Thanks for bringing this to my attention. This is clearly something that has been added at a later stage and I don’t know whether the validator enforces it.

Not really, it has been part of the CoNLL-U specification since 2014 -- the commit that introduced it is 50e9e75649eef8a1b5687f920eb5f7dfc1fa5242.

When I was implementing UDPipe CoNLL-U reader/writer (~end of 2015), it was definitely part of the specs (I learnt it from this file and has been operating with that rule ever since). I suspect existing tools might handle such comments poorly. For example, UDPipe just ignores all comments inside sentences (it does not crash, but it does not copy them to the output).

dan-zeman commented 1 year ago

As far as I remember, comment lines were never allowed anywhere else than at the beginning of a sentence (and I personally do not feel any urge to change this practice; but maybe the documentation should be clarified).

I am pretty sure that no officially released treebank contains mid-sentence comment lines – the validator would not let them through:

[Line 7 Sent 1.104a]: [L1 Format misplaced-comment] Spurious comment line. Comments are only allowed before a sentence.
jnivre commented 1 year ago

Thanks, Milan. I stand corrected. :)

Joakim Skickat från min iPhone

dan-zeman commented 1 year ago

The first paragraph of the CoNLL-U Format states:

with three types of lines: ... 3. Comment lines starting with hash (#).

That part does not explicitly forbid comments from appearing anywhere in the conllu file.

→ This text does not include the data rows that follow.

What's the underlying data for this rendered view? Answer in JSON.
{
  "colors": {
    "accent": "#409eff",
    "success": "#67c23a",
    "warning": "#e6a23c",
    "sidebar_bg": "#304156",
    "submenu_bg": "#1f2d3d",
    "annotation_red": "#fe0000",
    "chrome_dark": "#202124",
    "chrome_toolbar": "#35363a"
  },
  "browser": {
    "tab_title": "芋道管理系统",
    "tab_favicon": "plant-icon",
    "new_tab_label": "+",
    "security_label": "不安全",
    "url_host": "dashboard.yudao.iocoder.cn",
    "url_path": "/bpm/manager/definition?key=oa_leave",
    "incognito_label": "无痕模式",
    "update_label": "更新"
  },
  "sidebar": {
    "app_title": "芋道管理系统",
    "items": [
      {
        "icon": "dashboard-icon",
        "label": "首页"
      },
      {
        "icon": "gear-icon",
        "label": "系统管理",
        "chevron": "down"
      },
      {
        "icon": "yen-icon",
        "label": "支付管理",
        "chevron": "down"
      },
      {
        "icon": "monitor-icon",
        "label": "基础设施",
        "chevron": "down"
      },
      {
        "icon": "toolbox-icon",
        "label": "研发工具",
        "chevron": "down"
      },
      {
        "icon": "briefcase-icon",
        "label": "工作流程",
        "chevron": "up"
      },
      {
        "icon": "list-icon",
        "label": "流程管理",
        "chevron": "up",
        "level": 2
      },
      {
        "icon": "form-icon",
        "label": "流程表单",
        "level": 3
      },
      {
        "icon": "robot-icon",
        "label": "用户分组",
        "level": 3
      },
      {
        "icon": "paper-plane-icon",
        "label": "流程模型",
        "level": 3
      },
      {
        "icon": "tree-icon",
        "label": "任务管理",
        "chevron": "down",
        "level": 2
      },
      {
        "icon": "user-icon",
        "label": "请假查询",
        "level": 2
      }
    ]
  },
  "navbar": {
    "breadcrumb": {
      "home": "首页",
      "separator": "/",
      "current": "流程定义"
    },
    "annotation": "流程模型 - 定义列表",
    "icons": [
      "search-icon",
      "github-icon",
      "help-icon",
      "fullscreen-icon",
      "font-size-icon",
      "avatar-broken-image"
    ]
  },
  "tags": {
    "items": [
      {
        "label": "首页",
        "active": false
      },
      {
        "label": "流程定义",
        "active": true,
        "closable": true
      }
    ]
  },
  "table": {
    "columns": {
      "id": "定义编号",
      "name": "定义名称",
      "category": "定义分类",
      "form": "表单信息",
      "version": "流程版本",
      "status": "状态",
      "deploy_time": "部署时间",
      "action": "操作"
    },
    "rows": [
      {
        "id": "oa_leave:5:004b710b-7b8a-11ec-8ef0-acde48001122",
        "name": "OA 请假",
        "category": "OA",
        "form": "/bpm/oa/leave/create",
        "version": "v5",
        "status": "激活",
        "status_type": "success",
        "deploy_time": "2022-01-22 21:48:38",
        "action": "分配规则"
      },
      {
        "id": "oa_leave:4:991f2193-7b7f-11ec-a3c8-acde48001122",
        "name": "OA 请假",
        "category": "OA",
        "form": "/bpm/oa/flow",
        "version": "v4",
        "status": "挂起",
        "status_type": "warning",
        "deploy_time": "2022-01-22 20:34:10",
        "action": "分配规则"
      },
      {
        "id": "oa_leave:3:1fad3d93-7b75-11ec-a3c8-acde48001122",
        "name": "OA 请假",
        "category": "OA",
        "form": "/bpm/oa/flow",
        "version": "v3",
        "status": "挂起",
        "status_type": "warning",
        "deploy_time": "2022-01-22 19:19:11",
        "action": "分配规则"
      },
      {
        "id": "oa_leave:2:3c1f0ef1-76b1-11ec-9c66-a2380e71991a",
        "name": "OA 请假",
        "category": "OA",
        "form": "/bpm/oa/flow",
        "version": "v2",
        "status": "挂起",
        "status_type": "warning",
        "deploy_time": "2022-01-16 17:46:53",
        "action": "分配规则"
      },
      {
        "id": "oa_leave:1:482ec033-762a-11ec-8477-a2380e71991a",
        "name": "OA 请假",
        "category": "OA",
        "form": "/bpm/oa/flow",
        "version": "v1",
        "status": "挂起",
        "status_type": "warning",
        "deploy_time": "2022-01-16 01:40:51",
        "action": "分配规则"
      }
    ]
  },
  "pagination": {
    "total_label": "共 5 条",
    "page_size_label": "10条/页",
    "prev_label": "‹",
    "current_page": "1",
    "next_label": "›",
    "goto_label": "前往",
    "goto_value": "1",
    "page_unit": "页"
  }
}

The "Sentence Boundaries and Comments" section contains the text:

Comment and metadata lines inside sentences (i.e., between the token lines) are disallowed.

This is tucked away at the end of the second paragraph in this section, so makes it harder to understand where comments apply, especially in light of the initial paragraph in the spec.

The initial paragraph just listed the types of lines, while all the details including the placement of the lines were described later. I do not think there was any conflict in the wording. However, this issue is evidence that confusion was still possible, so I also modified the initial paragraph.